Your handbook is 80 pages. Eight of them do all the work. Cut the rest.
We've audited a lot of handbooks. The median agency handbook is 60 to 90 pages. The median IC reads zero of them. The median manager reads the handbook only when they're about to fire someone. The pages that show up in actual conversations between managers and reports are usually fewer than ten.
The other 70 pages are the company's legal anxiety, written down. Useful in court, maybe. Useless as an operating document.
A policy that nobody reads is not a policy. It's a liability decoration.
The eight that matter
Compensation and bonus logic. How pay is set, when it gets reviewed, what triggers a re-leveling.

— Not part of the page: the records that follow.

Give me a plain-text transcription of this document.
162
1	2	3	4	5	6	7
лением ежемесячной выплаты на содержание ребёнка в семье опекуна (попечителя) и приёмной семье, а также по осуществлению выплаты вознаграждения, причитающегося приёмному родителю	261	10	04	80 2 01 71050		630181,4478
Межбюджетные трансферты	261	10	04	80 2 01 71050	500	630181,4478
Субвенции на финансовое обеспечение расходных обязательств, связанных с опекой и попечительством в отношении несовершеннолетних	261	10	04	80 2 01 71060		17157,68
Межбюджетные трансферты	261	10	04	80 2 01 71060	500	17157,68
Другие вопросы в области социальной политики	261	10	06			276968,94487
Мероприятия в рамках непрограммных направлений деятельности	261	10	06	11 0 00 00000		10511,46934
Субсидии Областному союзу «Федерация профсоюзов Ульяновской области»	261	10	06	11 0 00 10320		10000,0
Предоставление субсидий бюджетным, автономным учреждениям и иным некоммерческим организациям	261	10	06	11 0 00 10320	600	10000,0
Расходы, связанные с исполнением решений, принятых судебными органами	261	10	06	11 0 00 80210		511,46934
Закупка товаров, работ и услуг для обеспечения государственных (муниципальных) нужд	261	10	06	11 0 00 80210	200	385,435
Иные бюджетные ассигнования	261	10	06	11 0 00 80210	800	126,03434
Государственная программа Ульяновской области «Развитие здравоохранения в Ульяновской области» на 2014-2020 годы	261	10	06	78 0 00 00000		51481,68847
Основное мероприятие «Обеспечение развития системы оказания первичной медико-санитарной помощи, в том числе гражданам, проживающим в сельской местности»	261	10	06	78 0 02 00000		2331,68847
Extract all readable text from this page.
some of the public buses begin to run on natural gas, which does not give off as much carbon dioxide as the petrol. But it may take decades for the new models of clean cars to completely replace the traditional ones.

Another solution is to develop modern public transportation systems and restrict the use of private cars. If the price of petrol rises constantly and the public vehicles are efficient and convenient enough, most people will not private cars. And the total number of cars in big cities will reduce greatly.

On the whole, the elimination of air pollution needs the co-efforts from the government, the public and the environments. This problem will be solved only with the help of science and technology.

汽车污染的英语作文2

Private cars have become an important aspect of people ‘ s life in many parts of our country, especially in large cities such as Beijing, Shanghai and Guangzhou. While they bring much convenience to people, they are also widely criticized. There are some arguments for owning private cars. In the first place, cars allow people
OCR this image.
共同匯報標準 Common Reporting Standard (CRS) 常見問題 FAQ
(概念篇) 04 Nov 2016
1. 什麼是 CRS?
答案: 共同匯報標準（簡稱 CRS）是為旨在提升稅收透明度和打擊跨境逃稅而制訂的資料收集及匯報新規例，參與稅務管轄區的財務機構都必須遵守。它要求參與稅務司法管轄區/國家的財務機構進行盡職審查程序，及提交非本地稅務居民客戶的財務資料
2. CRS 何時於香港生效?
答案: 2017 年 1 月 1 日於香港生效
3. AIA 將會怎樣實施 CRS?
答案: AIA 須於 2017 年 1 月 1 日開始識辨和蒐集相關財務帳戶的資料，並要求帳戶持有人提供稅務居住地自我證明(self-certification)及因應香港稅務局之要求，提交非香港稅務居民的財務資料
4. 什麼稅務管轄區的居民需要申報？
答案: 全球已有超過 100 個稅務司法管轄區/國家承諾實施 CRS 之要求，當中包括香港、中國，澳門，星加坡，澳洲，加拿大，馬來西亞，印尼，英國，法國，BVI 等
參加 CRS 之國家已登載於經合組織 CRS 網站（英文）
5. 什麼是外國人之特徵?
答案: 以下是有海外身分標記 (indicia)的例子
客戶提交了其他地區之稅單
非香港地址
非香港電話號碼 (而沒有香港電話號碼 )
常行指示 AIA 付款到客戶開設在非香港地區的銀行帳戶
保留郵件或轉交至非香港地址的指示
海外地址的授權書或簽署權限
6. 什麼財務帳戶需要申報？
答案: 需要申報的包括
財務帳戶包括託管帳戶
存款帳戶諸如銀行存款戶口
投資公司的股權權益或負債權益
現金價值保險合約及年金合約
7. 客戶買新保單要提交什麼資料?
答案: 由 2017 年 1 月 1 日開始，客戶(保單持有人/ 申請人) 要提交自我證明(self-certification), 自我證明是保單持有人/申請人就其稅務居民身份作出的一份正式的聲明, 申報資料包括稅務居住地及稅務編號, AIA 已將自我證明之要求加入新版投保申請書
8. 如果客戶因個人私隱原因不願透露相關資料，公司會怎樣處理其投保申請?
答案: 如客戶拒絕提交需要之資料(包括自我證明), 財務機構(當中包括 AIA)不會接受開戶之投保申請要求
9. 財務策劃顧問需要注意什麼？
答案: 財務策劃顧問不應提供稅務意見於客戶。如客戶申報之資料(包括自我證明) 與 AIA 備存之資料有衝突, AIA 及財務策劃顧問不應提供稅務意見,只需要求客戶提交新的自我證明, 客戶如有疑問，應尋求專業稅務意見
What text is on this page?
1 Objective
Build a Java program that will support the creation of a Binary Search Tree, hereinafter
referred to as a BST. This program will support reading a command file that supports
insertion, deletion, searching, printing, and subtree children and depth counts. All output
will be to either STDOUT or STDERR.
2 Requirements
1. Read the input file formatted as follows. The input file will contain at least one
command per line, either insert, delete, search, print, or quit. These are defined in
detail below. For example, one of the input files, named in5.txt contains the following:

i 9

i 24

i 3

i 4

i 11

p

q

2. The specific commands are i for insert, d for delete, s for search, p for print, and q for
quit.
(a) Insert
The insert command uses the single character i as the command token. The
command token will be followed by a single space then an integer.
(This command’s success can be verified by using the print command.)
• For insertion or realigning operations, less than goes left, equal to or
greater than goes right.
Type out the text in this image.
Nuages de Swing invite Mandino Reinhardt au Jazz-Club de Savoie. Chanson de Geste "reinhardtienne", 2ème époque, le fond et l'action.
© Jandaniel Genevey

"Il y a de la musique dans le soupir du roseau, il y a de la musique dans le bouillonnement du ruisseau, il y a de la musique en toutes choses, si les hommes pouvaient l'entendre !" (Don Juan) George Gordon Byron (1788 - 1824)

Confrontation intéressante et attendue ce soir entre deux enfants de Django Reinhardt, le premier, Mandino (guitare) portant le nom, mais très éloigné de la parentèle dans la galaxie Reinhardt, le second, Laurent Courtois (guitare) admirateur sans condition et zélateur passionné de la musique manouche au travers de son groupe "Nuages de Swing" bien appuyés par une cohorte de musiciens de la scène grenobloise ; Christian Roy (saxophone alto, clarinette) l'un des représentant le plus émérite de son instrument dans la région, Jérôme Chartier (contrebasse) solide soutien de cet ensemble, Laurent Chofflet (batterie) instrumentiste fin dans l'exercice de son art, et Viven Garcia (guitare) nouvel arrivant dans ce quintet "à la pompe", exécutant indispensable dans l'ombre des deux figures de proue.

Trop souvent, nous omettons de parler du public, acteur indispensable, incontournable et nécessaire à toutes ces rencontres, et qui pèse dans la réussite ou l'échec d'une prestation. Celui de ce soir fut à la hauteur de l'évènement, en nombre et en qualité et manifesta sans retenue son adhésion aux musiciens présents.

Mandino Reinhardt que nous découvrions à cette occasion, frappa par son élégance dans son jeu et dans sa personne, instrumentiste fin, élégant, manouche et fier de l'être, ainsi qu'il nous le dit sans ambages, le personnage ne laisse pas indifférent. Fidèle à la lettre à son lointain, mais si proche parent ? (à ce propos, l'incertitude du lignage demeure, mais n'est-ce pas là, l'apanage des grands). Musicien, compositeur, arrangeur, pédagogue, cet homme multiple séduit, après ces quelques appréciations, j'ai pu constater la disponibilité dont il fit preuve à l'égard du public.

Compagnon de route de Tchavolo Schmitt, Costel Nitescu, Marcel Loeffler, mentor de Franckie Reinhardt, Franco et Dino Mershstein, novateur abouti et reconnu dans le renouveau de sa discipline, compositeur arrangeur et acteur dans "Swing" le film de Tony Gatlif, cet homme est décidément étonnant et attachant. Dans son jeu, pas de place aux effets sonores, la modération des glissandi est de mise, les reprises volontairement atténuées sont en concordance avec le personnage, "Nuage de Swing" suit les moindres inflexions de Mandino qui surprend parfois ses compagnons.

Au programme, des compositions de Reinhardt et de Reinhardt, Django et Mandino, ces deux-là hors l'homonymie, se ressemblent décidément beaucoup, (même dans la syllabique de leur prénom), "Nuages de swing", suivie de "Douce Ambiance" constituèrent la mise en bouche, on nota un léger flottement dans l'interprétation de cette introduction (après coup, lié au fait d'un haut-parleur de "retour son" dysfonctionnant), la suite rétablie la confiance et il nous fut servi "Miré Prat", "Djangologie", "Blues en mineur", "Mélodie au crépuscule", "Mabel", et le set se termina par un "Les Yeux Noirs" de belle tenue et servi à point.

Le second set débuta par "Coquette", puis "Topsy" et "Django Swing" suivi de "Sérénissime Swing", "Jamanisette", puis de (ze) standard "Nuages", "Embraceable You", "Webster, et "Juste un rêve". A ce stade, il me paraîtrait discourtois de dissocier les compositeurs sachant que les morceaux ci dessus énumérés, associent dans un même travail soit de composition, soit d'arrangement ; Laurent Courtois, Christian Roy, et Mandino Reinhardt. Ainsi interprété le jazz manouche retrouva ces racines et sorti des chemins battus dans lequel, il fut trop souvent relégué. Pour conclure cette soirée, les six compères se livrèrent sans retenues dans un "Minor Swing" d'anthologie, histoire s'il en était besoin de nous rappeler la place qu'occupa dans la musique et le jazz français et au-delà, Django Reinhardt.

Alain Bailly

Performance management. The cadence, the rubric, the consequence of repeated underperformance.
Hiring and references. How offers get made, how references get checked, who signs off on what.
Time off and leave. PTO accrual, parental leave, bereavement, sabbatical eligibility.
Working norms. Hybrid policy, expected hours, communication response expectations, meeting culture.
Conflict and grievance. What you do when something has gone wrong, who you go to, what happens next.
Departure. Resignation notice, severance, garden leave, what happens to equity, what gets returned.
Conduct. The handful of things that get someone fired immediately — explicitly named, not implied.
What we cut
Almost everything else. Dress code, unless there's real legal exposure. Bring-your-pet, same. The 11 paragraphs explaining what professional behavior means. The benefits explainer — link to the actual benefits doc, don't re-explain it.
What remains is short, plain, and read. Which is what a policy is for.